Metal corrosion can be evaluated electrochemically or by a chemical immersion method. The electrochemical method is a fast and reliable technique. This method determines the electrochemical behavior of a metal sample in a solution of known temperature, pH, and composition. Corrosion by chemical immersion in a known solution is done by measuring the sample weight loss over time in hours, days, or weeks; guided by the ASTM G31 standard.
We evaluate the corrosion characteristics of ferrous and non-ferrous metal alloys determined by the anodic and the cathodic reactions taking place at the corroding surface. The anodic reaction causes metal dissolution and weight loss in alloys that form a porous oxide film, or localized pitting attack in alloys protected by a compact oxide film which acts as a barrier against the corroding environment. In some corroding environments, the cathodic reactions can lead to hydrogen uptake by the metal, detrimental under residual or applied stress when exposed to chloride, carbon dioxide, or hydrogen sulfide.
The resistance to corrosion is subject to the type of metal alloy and its corroding environment. Copper and copper alloys do not form a protective oxide film and corrode easily by metal dissolution when exposed to an aggressive marine ambient. The left graph shows the electrochemical polarization behavior of copper in a marine-like solution containing 3.5% NaCl, sodium chloride. Analysis of the linear graph below and above the copper corrosion potential of -0.228 V provides a corrosion dissolution rate of 26.7 µm/y.
Examples of alloys that resist to corrosion are stainless steels. The adjacent polarization graph displays a blue curve corresponding to the polarization of 303 stainless steel (SS) and a red curve corresponding to the polarization of copper in 3.5% NaCl solution at room temperature. The anodic dissolution region of 303 SS from -0.125 V to about +0.265 V exhibits a significantly suppressed metal dissolution current, unlike the case of copper. Accordingly, the corrosion rate of 303 SS is suppressed to about 0.626 µA/y. The observed small current spikes starting at 0.061 V are due to a breakdown/repassivation event of the SS surface caused by the action of chloride.
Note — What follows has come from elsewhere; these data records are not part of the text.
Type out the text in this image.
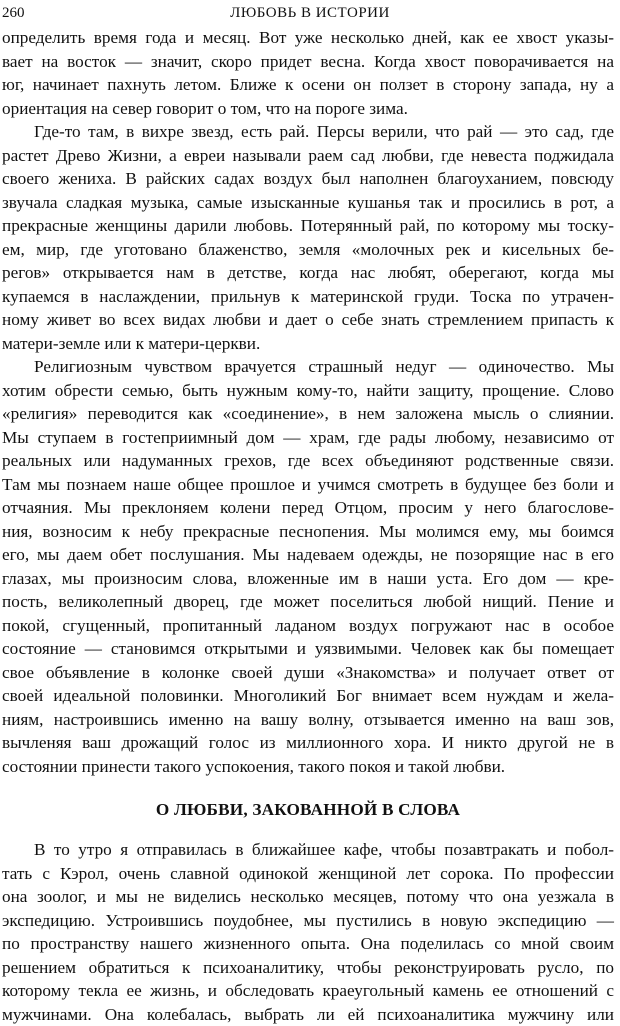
260	ЛЮБОВЬ В ИСТОРИИ
определить время года и месяц. Вот уже несколько дней, как ее хвост указы-
вает на восток — значит, скоро придет весна. Когда хвост поворачивается на
юг, начинает пахнуть летом. Ближе к осени он ползет в сторону запада, ну а
ориентация на север говорит о том, что на пороге зима.
Где-то там, в вихре звезд, есть рай. Персы верили, что рай — это сад, где
растет Древо Жизни, а евреи называли раем сад любви, где невеста поджидала
своего жениха. В райских садах воздух был наполнен благоуханием, повсюду
звучала сладкая музыка, самые изысканные кушанья так и просились в рот, а
прекрасные женщины дарили любовь. Потерянный рай, по которому мы тоску-
ем, мир, где уготовано блаженство, земля «молочных рек и кисельных бе-
регов» открывается нам в детстве, когда нас любят, оберегают, когда мы
купаемся в наслаждении, прильнув к материнской груди. Тоска по утрачен-
ному живет во всех видах любви и дает о себе знать стремлением припасть к
матери-земле или к матери-церкви.
Религиозным чувством врачуется страшный недуг — одиночество. Мы
хотим обрести семью, быть нужным кому-то, найти защиту, прощение. Слово
«религия» переводится как «соединение», в нем заложена мысль о слиянии.
Мы ступаем в гостеприимный дом — храм, где рады любому, независимо от
реальных или надуманных грехов, где всех объединяют родственные связи.
Там мы познаем наше общее прошлое и учимся смотреть в будущее без боли и
отчаяния. Мы преклоняем колени перед Отцом, просим у него благослове-
ния, возносим к небу прекрасные песнопения. Мы молимся ему, мы боимся
его, мы даем обет послушания. Мы надеваем одежды, не позорящие нас в его
глазах, мы произносим слова, вложенные им в наши уста. Его дом — кре-
пость, великолепный дворец, где может поселиться любой нищий. Пение и
покой, сгущенный, пропитанный ладаном воздух погружают нас в особое
состояние — становимся открытыми и уязвимыми. Человек как бы помещает
свое объявление в колонке своей души «Знакомства» и получает ответ от
своей идеальной половинки. Многоликий Бог внимает всем нуждам и жела-
ниям, настроившись именно на вашу волну, отзывается именно на ваш зов,
вычленяя ваш дрожащий голос из миллионного хора. И никто другой не в
состоянии принести такого успокоения, такого покоя и такой любви.
О ЛЮБВИ, ЗАКОВАННОЙ В СЛОВА
В то утро я отправилась в ближайшее кафе, чтобы позавтракать и побол-
тать с Кэрол, очень славной одинокой женщиной лет сорока. По профессии
она зоолог, и мы не виделись несколько месяцев, потому что она уезжала в
экспедицию. Устроившись поудобнее, мы пустились в новую экспедицию —
по пространству нашего жизненного опыта. Она поделилась со мной своим
решением обратиться к психоаналитику, чтобы реконструировать русло, по
которому текла ее жизнь, и обследовать краеугольный камень ее отношений с
мужчинами. Она колебалась, выбрать ли ей психоаналитика мужчину или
Oxide breakdown and re-passivation events take place until the steel pitting potential is reached at about 0.265 V. Beyond the pitting potential the alloy is unable to re-passivate, causing a fast and continuous current rise due to pitting corrosion.
Polarization linear sweep of copper, 1 cm2, in 3.5% NaCl solution at room temperature displaying a corrosion potential at -0.228 V vs. Ag/AgCl. The steep slope above -0.228 V indicates large anodic currents due to its fast corrosion rate calculated at 26.7 µm/y.
Red-Cu: Uninhibited Corrosion. No Pitting Blue-303SS: Inhibited Corrosion. Pitting Polarization of 303 SS, 1 cm2, in 3.5% NaCl solution (blue) showing a suppressed current of about 0.626 µA/y between -0.166V and 0.265V, contrasting that of copper (red). Starting at 0.265 V, 303SS, exhibits a large current increase due to a breakdown of the oxide film leading to pitting attack.
Pits formed on 304 stainless steel after polarizing this alloy in 3.5% NaCl solution to potentials beyond its pitting potential.